The art of critiquing


I’m helping to put together a Critiquing month event over at Stringing Words for August 2010, and it’s got me thinking about the process of critiquing and giving feedback on another writer’s work. I’ve heard an awful lot lately about what makes for a good and useful critique, and like any situation where you have a lot of helpful advice from different people, it can be difficult to sort through it all, figure out what’s really most helpful or valuable, if there are any contradictions and if so, which way you want to lean.

Well, one way is to start with a source that you like and who’s saying stuff that just makes sense to you, and to build from there. Brian Henry raised some good points in a ‘revising and rewriting’ workshop that I attended a few weeks ago:

  • Start with a subjective response as you read through the piece: did you like it, where did you think that the writing was working, where did it ‘lose you.’ For instance, if you’re reading off a printed copy, you could put a little check mark or cross on each page, just as an ongoing progress report card.
  • Give a bit more detail on what you didn’t like and why – what did you want to read more about instead at certain points? What did you need more of?
  • Then, possibly, you can get into specific about what changes you’d make if you were the writer – including deleting what’s there entirely or adding new stuff in. This, of course, is the stuff that the author is most likely to disagree with you about, when you get into specifics, and that’s their perogative.
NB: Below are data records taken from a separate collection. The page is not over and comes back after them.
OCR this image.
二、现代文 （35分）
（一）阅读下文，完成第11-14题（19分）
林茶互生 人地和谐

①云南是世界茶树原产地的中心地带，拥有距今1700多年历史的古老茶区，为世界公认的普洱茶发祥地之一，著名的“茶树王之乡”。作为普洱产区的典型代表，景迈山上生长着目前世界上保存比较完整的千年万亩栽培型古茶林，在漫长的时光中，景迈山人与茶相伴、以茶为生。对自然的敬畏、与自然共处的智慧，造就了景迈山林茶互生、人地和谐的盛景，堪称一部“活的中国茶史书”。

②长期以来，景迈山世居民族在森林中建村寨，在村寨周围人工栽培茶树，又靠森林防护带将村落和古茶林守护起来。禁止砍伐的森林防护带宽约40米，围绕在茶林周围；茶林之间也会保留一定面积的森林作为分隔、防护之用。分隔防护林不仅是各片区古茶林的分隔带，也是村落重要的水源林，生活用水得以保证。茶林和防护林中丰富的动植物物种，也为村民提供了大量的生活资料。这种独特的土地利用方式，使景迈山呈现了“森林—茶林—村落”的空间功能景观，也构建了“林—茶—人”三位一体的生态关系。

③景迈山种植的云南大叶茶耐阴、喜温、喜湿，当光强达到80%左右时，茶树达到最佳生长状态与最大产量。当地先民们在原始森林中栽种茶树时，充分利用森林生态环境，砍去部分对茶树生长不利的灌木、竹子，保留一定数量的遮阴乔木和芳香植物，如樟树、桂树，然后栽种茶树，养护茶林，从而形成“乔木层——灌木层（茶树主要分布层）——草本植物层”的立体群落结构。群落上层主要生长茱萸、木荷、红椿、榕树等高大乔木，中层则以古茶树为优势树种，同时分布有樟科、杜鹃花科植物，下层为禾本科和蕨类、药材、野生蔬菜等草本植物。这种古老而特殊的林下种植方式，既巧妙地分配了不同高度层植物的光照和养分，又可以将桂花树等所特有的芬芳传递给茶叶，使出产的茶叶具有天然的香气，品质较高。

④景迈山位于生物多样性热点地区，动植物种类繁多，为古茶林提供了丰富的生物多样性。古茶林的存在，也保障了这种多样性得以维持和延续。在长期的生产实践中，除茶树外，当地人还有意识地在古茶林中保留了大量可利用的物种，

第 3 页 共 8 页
As the critiquer, your job is to do your best to come up with stuff that they’ll find helpful and use.

And though this really isn’t the critiquer’s job, he also underscored the importance of getting different critters to read your stuff, so that hopefully you can compare their perspectives and not be too unduly influenced by a random opinion from one source of feedback that might not work that well with the story.

And a few more useful tips from Gale over at Stringing Words – primarily for critiquing smaller excerpts:

* Restate what you understand is happening in the passage.
* Point out ‘gems’ in the language and style, and the bits that you thought were working particularly well.

So, over to you guys. Have any interesting stories to tell about critiquing somebody else’s writing, or getting a critique yourself? What do you like to do if you’re working on a critique, or what do you want if it’s your stuff that’s being read??

One Response to The art of critiquing

  1. I love it when critters tell me what questions the piece is raising in their minds as they read. You want readers to have questions, right? Otherwise there’s no motivation for them to keep reading.

    I had one woman tell me that she felt cheated by a part of the story I skipped. She wanted to experience a scene rather than read the summary I’d included. That was interesting, since I hadn’t imagined anyone would want more than the summary.

    Ultimately, I think the subjective response is the most valuable thing a critter can offer. Since our whole point in writing fiction is to have some kind of impact on readers, it’s really helpful to know what people are thinking as they’re reading.